The gun was unmistakable to plainclothes officers from the 52nd Precinct. They just didn’t expect to see it in the waistband of a 13-year-old boy the evening of April 9.
But it happened in the area of East 182nd Street and Jerome Avenue in Fordham Heights at the tip of the Five-Two’s jurisdiction abutting the 46th Precinct. Gun arrests are no stranger to this area, but the age of the kid had some residents pausing: why would a little kid be carrying a gun?
The image of the gun can be seen on 52nd Precinct’s Twitter page. The case is making its way through Bronx Family Court as standard policy for minors. Had he been an adult, the young suspect could have faced any amount of hard time starting at three and half years or even the maximum sentence of 15 years for criminal possession of a weapon.

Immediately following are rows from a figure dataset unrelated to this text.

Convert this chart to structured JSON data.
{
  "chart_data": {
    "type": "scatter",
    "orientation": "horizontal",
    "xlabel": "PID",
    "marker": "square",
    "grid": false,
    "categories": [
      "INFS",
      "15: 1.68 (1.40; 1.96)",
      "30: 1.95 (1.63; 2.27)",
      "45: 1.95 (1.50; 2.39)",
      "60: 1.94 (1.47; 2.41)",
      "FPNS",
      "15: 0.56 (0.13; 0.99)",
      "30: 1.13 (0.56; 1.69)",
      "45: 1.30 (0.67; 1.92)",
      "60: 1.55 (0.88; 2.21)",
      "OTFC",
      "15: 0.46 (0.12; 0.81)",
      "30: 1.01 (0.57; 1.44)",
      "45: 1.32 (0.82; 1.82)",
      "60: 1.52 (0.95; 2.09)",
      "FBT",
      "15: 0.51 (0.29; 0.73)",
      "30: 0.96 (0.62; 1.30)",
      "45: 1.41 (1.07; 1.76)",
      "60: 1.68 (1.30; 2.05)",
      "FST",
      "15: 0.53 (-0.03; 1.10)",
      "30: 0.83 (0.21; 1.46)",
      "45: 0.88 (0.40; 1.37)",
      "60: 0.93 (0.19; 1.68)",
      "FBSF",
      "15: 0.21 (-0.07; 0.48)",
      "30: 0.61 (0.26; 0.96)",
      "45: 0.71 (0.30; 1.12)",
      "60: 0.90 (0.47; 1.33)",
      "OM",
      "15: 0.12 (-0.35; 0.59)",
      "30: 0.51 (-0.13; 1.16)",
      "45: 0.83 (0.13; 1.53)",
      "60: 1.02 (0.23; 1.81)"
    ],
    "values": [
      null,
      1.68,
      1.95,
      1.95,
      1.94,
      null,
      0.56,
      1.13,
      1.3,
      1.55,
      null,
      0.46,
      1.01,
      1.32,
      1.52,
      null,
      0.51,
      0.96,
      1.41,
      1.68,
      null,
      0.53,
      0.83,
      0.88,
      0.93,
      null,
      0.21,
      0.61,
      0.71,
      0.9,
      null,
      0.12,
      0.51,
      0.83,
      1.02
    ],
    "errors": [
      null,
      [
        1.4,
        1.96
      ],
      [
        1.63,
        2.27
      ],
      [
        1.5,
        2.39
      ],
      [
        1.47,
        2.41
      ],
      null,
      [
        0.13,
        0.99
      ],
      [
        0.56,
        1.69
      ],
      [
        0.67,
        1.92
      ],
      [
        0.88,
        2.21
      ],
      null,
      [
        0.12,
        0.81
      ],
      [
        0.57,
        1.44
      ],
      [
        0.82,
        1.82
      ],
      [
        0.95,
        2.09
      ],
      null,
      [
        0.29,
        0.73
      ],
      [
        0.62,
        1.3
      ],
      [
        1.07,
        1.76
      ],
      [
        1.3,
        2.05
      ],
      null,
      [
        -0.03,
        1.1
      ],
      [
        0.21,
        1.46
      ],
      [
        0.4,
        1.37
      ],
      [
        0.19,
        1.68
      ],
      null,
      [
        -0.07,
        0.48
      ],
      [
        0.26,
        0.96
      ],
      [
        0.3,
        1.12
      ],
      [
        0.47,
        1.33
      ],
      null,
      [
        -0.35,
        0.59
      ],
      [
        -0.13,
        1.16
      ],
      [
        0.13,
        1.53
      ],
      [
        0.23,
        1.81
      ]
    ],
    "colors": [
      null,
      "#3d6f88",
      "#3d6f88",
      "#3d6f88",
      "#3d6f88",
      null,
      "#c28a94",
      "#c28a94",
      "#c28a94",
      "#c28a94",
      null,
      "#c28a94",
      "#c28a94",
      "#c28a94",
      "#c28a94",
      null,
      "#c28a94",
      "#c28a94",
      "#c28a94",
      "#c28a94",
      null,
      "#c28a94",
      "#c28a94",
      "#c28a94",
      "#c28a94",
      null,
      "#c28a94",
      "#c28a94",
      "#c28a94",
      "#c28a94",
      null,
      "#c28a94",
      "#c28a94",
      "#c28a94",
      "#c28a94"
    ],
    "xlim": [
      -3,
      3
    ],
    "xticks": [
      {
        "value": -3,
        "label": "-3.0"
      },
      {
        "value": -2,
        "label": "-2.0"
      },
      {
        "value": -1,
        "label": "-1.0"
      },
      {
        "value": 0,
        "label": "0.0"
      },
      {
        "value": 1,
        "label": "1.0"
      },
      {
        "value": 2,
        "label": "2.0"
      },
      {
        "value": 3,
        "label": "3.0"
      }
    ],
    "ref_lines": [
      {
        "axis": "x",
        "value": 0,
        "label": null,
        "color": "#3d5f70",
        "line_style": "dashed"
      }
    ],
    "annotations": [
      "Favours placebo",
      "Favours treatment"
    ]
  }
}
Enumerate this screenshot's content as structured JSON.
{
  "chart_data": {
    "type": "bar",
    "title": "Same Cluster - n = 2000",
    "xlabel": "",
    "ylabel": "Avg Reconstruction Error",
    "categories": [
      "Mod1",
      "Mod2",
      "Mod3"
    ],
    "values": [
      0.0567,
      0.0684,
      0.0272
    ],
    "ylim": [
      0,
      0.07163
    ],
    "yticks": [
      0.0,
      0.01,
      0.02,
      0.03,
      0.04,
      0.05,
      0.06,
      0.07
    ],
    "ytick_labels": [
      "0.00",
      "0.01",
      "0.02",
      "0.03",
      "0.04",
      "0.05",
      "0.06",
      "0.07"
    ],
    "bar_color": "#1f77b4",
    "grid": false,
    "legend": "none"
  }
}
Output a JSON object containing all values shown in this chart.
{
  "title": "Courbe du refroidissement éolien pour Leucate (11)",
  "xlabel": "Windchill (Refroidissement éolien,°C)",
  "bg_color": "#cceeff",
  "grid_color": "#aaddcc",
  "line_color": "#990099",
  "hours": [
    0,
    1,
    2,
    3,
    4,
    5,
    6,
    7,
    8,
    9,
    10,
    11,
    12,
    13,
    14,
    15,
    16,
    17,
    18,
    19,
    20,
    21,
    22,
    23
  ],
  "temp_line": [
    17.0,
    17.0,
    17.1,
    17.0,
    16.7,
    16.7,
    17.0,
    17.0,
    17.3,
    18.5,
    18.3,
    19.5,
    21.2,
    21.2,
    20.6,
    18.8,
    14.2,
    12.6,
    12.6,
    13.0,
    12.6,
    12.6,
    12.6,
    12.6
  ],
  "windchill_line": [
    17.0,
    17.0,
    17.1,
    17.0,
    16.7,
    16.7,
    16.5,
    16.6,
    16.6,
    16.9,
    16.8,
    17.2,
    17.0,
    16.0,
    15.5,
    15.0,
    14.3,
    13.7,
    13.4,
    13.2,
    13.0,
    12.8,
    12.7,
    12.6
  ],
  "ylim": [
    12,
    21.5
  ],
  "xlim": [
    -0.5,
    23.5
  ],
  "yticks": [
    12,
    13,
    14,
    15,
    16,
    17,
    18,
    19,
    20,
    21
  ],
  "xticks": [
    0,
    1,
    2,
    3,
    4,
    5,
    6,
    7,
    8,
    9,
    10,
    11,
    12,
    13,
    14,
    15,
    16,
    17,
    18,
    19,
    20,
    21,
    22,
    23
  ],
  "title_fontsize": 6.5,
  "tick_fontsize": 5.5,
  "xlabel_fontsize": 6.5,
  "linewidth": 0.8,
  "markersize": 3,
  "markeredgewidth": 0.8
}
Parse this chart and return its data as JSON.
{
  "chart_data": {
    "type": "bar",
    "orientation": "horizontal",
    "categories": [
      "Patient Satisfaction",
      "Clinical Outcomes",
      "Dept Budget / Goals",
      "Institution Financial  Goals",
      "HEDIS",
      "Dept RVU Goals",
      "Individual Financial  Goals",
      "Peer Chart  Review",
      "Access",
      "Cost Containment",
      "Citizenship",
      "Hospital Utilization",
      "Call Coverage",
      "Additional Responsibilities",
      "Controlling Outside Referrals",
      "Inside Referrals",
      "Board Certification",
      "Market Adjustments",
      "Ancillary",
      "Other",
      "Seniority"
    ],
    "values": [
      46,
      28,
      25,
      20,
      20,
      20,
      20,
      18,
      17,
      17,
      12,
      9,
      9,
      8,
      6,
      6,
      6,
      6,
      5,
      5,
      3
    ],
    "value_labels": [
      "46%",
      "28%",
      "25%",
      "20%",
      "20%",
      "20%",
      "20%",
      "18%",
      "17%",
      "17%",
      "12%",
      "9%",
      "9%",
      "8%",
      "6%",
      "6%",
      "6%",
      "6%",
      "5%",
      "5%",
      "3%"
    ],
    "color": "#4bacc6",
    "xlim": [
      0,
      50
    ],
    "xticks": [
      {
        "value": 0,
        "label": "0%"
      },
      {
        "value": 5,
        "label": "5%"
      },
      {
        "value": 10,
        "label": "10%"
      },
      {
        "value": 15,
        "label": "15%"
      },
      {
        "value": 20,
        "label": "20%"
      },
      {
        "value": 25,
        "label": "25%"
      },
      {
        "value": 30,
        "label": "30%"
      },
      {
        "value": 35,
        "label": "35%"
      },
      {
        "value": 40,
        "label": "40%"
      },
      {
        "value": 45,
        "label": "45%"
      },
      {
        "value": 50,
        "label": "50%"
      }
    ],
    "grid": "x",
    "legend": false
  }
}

“I hope this child one day recognizes how fortunate he was to have been stopped by professional law enforcement officers before he made any potentially life altering decisions,” said Deputy Inspector Thomas Alps, commanding officer of the 52nd Precinct.
Why this young child was carrying a gun is still unknown. One expert and even residents say the suspect could have been used as a decoy.
David Caba, project manager for Bronx Rises Against Gun Violence, a subsidiary of the Good Shepherd Services nonprofit that attempts to convince gang members to renounce their ways, said this a form of protection method used by older offenders called “babyfacing.”
“A lot of times, a 13-year-old is just holding the gun for someone else in the gang, someone who‘s older so when cops come they give everything to the baby face. That’s basically what they call, give to the baby-face, because cops won’t pay attention to the other ones, they ‘re looking at the older one that they already have a history with,” said Caba.
Even with this early arrest of the young suspect, residents still feel a need for more protection in the neighborhood. “They need to bring more police here,” Chalina Moore, a local resident, said.
Marvin, a neighborhood resident who declined to give his last name, worries over gang influence permeating around the neighborhood youth. “The big ones have the little ones with them, and they do some stupid stuff, and they don’t have no respect,”
Armando Vernon, a friend of Marvin’s and neighboring resident of where the arrest happened, finds his block to be very quiet, but just a few block away it’s a different story.
“Turn the corner in another direction, 183rd [Street] is a different world,” Vernon said.